- The Washington Times - Friday, January 11, 2013

Senate Democrats on Friday urged President Obama to do an end-run around Congress and claim the power to borrow more money on the credit of the U.S.

The move, should Mr. Obama follow their advice, would likely force another constitutional battle between the executive branch and congressional Republicans. But the Senate Democrats, including Majority Leader Harry Reid, said Mr. Obama should turn to the strategy as a way of circumventing the GOP on the debt limit.

“We believe you must be willing to take any lawful steps to ensure that America does not break its promises and trigger a global economic crisis — without Congressional approval, if necessary,” the four top Democrats in the Senate wrote in a letter to Mr. Obama.
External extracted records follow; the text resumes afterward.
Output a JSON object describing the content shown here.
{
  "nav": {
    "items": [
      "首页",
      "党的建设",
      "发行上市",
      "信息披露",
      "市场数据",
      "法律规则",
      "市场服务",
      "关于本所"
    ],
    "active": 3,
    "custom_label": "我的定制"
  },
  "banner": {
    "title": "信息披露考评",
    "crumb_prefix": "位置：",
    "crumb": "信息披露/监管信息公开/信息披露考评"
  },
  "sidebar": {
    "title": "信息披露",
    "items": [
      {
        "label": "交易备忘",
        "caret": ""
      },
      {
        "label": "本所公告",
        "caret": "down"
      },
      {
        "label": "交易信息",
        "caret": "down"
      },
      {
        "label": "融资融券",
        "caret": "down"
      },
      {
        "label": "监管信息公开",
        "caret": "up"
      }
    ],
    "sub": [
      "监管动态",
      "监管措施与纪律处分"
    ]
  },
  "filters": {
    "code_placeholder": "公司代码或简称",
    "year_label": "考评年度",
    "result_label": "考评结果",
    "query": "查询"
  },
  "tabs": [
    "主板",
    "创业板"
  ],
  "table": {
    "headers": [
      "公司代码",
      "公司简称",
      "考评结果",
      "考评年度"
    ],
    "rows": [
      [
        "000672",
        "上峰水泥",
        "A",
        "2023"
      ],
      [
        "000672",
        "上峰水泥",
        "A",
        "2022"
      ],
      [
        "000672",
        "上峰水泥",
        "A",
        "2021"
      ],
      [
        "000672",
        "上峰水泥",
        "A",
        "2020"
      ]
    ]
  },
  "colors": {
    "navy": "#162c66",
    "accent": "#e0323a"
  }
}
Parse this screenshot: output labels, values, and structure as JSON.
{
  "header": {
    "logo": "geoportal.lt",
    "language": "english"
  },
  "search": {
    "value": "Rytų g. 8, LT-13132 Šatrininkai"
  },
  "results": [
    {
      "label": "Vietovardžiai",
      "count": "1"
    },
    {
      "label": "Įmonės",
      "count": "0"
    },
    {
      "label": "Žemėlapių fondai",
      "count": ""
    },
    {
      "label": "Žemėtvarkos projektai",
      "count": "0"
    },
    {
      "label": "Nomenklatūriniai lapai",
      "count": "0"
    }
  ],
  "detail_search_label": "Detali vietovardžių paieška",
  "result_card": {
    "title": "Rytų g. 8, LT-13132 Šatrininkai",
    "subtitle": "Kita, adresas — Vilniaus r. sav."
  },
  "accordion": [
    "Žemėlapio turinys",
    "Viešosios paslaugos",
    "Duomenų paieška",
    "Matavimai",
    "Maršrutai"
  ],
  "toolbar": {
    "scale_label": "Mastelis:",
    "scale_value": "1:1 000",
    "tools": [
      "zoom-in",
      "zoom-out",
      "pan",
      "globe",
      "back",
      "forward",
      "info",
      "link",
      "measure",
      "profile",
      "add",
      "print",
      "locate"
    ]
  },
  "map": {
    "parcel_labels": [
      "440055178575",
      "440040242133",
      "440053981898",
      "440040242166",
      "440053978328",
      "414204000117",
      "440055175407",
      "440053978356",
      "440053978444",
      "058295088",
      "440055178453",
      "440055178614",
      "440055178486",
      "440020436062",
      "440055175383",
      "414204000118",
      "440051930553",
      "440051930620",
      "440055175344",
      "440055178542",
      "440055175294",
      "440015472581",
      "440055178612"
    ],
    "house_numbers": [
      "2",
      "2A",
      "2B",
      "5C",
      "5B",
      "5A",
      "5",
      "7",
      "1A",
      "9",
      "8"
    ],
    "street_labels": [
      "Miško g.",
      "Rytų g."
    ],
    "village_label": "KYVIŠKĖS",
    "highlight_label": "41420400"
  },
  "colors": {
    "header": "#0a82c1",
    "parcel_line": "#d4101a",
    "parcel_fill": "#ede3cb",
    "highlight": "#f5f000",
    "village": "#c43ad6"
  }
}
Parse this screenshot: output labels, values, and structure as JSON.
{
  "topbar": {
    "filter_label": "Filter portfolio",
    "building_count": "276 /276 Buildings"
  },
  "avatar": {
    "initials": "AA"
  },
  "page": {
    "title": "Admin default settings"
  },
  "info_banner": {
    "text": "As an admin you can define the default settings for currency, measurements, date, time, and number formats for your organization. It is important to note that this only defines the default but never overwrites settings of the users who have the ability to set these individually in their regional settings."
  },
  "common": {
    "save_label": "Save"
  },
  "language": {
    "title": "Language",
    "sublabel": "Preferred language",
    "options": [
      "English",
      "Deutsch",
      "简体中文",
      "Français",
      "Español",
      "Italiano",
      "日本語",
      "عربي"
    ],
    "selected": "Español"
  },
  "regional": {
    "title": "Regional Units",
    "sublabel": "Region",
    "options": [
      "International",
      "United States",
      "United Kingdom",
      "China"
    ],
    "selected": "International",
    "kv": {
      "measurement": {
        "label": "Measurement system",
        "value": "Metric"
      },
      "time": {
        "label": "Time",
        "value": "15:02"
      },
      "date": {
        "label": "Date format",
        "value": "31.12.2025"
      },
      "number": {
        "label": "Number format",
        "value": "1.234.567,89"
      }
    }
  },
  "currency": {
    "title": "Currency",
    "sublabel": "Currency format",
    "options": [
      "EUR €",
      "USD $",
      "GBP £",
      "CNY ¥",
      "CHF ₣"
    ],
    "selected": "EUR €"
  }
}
But Sen. Mitch McConnell, the top Republican in the chamber, said abdicating their authority to the White House amounted to “the Democratic leadership hiding under their desks.”

“Democrats in Washington are falling all over themselves in an effort to do anything they can to get around the law — and to avoid taking any responsibility for Washington’s out-of-control spending,” said Mr. McConnell, Kentucky Republican.

Several high-profile Senate Republicans have said the GOP should brace for a partial government shutdown as a way of forcing Mr. Obama to negotiate spending cuts in exchange for raising the debt limit past the current $16.4 trillion statutory cap.

But Democrats have balked at that arrangement, which they agreed to in 2011, and said Mr. Obama needs to try to gain the upper hand by making clear he won’t negotiate over the debt ceiling increase.

For decades, Congress has set a cap on the total debt burden the federal government can carry.

Some constitutional scholars say the Constitution’s 14th Amendment empowers the government to cover all of its bills when it reads: “the validity of the public debt of the United States … shall not be questioned.”

During that 2011 fight, Mr. Obama rejected calls to bypass Congress, with the White House disputing that he had that power.

Democrats say the debt limit doesn’t authorize new spending, but allows the government to pay for obligations it already agreed to when it passed the annual spending bills or when it set up entitlement programs such as Social Security and Medicare.

Republicans, though, counter that when the government runs out of borrowing space, it signals a need to take action on the spending side.